Monday, April 28, 2014

Did Red Sox Manager Sabotage his own team?

By calling out the 25-year-old Michael Pineda and his obvious use of pine tar last Wednesday night, John Farrell, the Red Sox manager, won the battle against the Yankees. If Thursday’s game was any indication, though, he is losing his grip (no pun intended) on the war. The Red Sox started their own mid-20’s pitcher Felix Doubront, 26, in Thursday’s rubber game of the series and the young pitcher failed to make it out of the third inning. Doubront was largely ineffective in the contest and his team’s five errors didn’t help in the cause. Is it possible that by Farrell calling out Pineda the previous night he really only sabotaged his own ball club?

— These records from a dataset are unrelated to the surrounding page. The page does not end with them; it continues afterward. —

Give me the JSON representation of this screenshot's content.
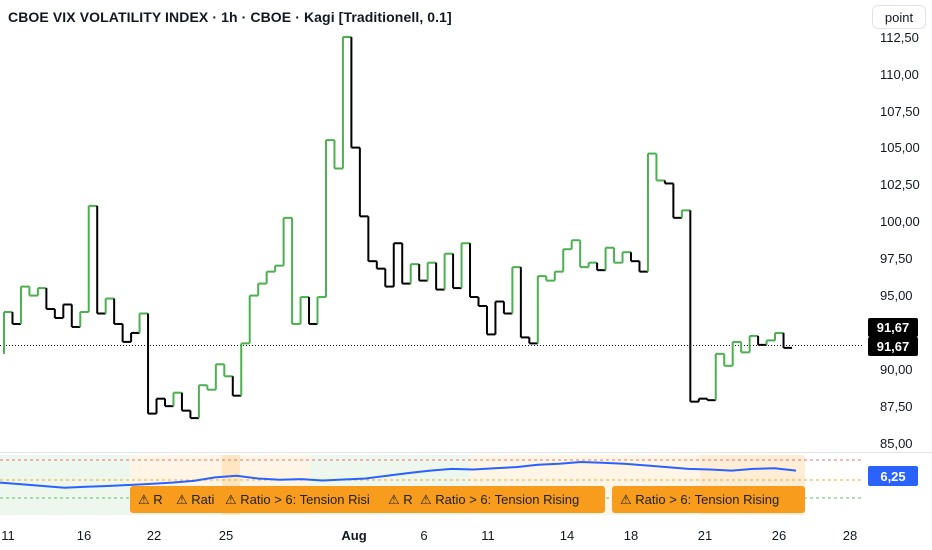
{
  "header": {
    "title": "CBOE VIX VOLATILITY INDEX · 1h · CBOE · Kagi [Traditionell, 0.1]",
    "unit_button": "point"
  },
  "price_axis": {
    "labels": [
      "112,50",
      "110,00",
      "107,50",
      "105,00",
      "102,50",
      "100,00",
      "97,50",
      "95,00",
      "90,00",
      "87,50",
      "85,00"
    ],
    "last_price_1": "91,67",
    "last_price_2": "91,67"
  },
  "time_axis": {
    "labels": [
      "11",
      "16",
      "22",
      "25",
      "Aug",
      "6",
      "11",
      "14",
      "18",
      "21",
      "26",
      "28"
    ]
  },
  "indicator": {
    "value_label": "6,25"
  },
  "alerts": [
    {
      "text": "⚠ R"
    },
    {
      "text": "⚠ Rati"
    },
    {
      "text": "⚠ Ratio > 6: Tension Risi"
    },
    {
      "text": "⚠ R"
    },
    {
      "text": "⚠ Ratio > 6: Tension Rising"
    },
    {
      "text": "⚠ Ratio > 6: Tension Rising"
    }
  ],
  "colors": {
    "up": "#4caf50",
    "down": "#000000",
    "indicator_line": "#2962ff",
    "alert_bg": "#f79c1d"
  },
  "chart_data": {
    "type": "line",
    "style": "kagi",
    "x": [
      "Jul 11",
      "Jul 16",
      "Jul 22",
      "Jul 25",
      "Aug 1",
      "Aug 6",
      "Aug 11",
      "Aug 14",
      "Aug 18",
      "Aug 21",
      "Aug 26",
      "Aug 28"
    ],
    "kagi_levels": [
      91.3,
      94.1,
      93.3,
      95.8,
      95.2,
      95.7,
      94.3,
      93.7,
      94.6,
      93.1,
      94.1,
      101.2,
      94.0,
      95.0,
      93.3,
      92.1,
      92.7,
      94.0,
      87.3,
      88.3,
      87.8,
      88.7,
      87.5,
      87.0,
      89.2,
      88.9,
      90.6,
      89.8,
      88.5,
      92.0,
      95.2,
      96.0,
      96.8,
      97.2,
      100.4,
      93.3,
      95.1,
      93.3,
      95.1,
      105.6,
      103.7,
      112.5,
      105.1,
      100.5,
      97.5,
      97.0,
      95.8,
      98.7,
      96.0,
      97.3,
      96.2,
      97.4,
      95.6,
      98.0,
      95.7,
      98.7,
      95.1,
      94.5,
      92.6,
      94.8,
      94.0,
      97.1,
      92.4,
      92.0,
      96.5,
      96.2,
      96.8,
      98.3,
      98.9,
      97.1,
      97.4,
      96.9,
      98.4,
      97.4,
      98.1,
      97.5,
      96.8,
      104.7,
      102.9,
      102.7,
      100.4,
      100.9,
      88.1,
      88.3,
      88.2,
      91.3,
      90.5,
      92.1,
      91.4,
      92.5,
      91.9,
      92.2,
      92.7,
      91.7
    ],
    "ylim": [
      84,
      113
    ],
    "last_value": 91.67,
    "indicator": {
      "name": "Ratio",
      "threshold": 6,
      "last_value": 6.25,
      "values": [
        5.9,
        5.85,
        5.8,
        5.75,
        5.78,
        5.8,
        5.83,
        5.86,
        5.9,
        5.95,
        6.05,
        6.1,
        6.02,
        5.98,
        6.0,
        5.96,
        5.99,
        6.02,
        6.1,
        6.18,
        6.25,
        6.3,
        6.28,
        6.32,
        6.35,
        6.42,
        6.45,
        6.5,
        6.48,
        6.45,
        6.4,
        6.35,
        6.3,
        6.28,
        6.25,
        6.3,
        6.32,
        6.25
      ]
    }
  }
}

The only thing dumber than Pineda putting pine tar on his neck Wednesday night would have been Doubront or CC Sabathia, the Yankees Thursday starter, to have used pine tar during the game. Sabathia’s outing wasn’t spectacular but it was still very strong, he struck out eight Red Sox hitters in six innings and was certainly much better than Doubront. While this is complete speculation; is it possible that Doubront’s command was minimized by not using pine tar? Of course you can say Sabathia’s command should have been diminished also. While that’s true Sabathia has 14 years of experience, including a Cy Young award, to fall back on if he can’t use pine tar to help his grip. Doubront has five years of mediocre major league experience to fall back on when he is in trouble. Farrell knew who the following day starters would be when he asked the umpires to check on Pineda. He knew he had a young pitcher going up against a possible future Hall-of-Famer who doesn’t rattle easily. Why call attention to pine tar at that moment?

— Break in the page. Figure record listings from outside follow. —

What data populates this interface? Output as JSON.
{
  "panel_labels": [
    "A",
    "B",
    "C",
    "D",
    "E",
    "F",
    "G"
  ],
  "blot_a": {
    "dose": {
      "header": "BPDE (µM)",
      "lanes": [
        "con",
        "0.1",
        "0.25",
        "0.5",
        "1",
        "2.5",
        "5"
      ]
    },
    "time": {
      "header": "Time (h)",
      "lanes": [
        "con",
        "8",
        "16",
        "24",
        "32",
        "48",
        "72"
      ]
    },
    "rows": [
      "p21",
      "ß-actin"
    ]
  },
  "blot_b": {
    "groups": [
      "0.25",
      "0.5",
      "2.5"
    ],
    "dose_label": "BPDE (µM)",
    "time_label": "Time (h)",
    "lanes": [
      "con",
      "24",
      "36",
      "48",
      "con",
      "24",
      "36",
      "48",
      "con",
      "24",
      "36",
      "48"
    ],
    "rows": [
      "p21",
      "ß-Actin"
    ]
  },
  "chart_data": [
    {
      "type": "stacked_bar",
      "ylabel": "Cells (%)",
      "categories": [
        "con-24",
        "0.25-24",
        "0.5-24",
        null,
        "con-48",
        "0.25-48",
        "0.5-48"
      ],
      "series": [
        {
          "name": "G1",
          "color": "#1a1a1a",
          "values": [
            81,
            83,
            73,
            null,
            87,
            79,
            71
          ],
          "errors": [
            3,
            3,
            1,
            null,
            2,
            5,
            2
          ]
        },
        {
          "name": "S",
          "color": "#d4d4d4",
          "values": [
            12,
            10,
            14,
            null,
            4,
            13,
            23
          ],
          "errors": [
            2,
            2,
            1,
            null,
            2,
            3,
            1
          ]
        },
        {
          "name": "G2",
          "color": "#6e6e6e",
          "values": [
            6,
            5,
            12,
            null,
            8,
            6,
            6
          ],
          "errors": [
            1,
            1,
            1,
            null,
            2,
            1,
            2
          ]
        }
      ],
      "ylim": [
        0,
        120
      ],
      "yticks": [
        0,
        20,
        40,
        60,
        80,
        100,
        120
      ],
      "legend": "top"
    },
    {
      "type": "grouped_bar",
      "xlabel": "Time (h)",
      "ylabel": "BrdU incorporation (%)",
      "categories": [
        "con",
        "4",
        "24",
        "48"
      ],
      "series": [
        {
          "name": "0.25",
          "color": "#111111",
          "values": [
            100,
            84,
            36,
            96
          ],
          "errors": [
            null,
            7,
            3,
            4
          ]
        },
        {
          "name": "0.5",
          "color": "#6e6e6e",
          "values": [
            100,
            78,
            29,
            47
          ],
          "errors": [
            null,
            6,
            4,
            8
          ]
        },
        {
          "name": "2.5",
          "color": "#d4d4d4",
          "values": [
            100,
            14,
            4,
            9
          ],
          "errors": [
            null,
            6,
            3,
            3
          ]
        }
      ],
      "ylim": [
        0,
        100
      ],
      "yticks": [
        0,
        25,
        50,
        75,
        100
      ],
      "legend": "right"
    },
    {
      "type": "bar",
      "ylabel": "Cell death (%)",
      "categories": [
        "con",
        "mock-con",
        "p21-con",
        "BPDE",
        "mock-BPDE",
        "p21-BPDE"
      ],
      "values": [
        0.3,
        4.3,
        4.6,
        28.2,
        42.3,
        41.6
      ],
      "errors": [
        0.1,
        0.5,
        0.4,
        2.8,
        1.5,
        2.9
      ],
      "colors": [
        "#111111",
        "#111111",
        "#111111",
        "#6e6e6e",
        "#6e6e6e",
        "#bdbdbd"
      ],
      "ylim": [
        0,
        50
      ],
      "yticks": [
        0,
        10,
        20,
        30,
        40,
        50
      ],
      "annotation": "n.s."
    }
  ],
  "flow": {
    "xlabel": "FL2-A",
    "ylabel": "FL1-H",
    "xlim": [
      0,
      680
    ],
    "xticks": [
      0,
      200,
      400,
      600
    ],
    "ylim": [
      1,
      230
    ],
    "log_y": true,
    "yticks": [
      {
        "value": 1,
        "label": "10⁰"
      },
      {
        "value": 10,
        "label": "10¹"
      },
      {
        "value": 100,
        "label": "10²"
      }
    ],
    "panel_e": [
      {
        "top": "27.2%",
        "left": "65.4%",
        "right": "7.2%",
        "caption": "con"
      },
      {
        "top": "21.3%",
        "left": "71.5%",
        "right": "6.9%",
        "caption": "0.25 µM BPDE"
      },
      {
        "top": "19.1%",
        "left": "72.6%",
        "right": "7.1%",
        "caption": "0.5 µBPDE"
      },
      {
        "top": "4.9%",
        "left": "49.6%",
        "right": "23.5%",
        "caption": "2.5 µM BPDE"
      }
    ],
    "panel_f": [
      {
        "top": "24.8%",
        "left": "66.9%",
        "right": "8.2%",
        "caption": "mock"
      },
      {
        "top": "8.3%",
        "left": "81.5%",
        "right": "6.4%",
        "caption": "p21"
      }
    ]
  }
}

Doubront pitched 2-2/3 innings in his start. While only three of the seven runs he gave up were earned, he clearly didn’t have the control he needed. He walked two batters in the short appearance which by no means is terrible but he also surrendered two wild pitches when he’d only thrown one in his previous four starts combined. The Yankees also got six hits against Doubront in the outing suggesting the pitcher couldn’t hit his spots. One of those hits was a homerun by Mark Teixeira over the Green Monster in left field on a hanging breaking ball. On top of that homerun, of the eight outs he recorded only one came via strikeout.

It all boils down to one thing, Doubront couldn’t command his pitches. The question remains, though, why couldn’t Doubront control his pitches? Every pitcher has a bad game occasionally, there’s no getting around that. But Doubront was coming off a very strong outing against a powerful Baltimore Orioles lineup in which he only gave up two runs in 6-2/3 innings while issuing only two walks. Oftentimes when a pitcher has one strong start they’re able to push it into a second good start and get on a groove. Doubront wasn’t able to do that, though. Granted his defense failed him by making five errors, including one of his own. Five errors or not, though, Doubront still pitched poorly.

After Pineda’s ejection on Wednesday pitchers across the league, both retired and active, said that “everyone” uses some sort of agent to help get a grip on the ball to help their control. On Thursday night the Red Sox starter couldn’t get into the fourth inning. That could; of course, be a coincidence but the pitcher’s lack of command makes a coincidence seem unlikely.

On Wednesday, Farrell opened up a can of worms by having Pineda ejected. It may have helped his team win the game but the season is long and it’s quite possible the ejection will lead to sabotage instead of success.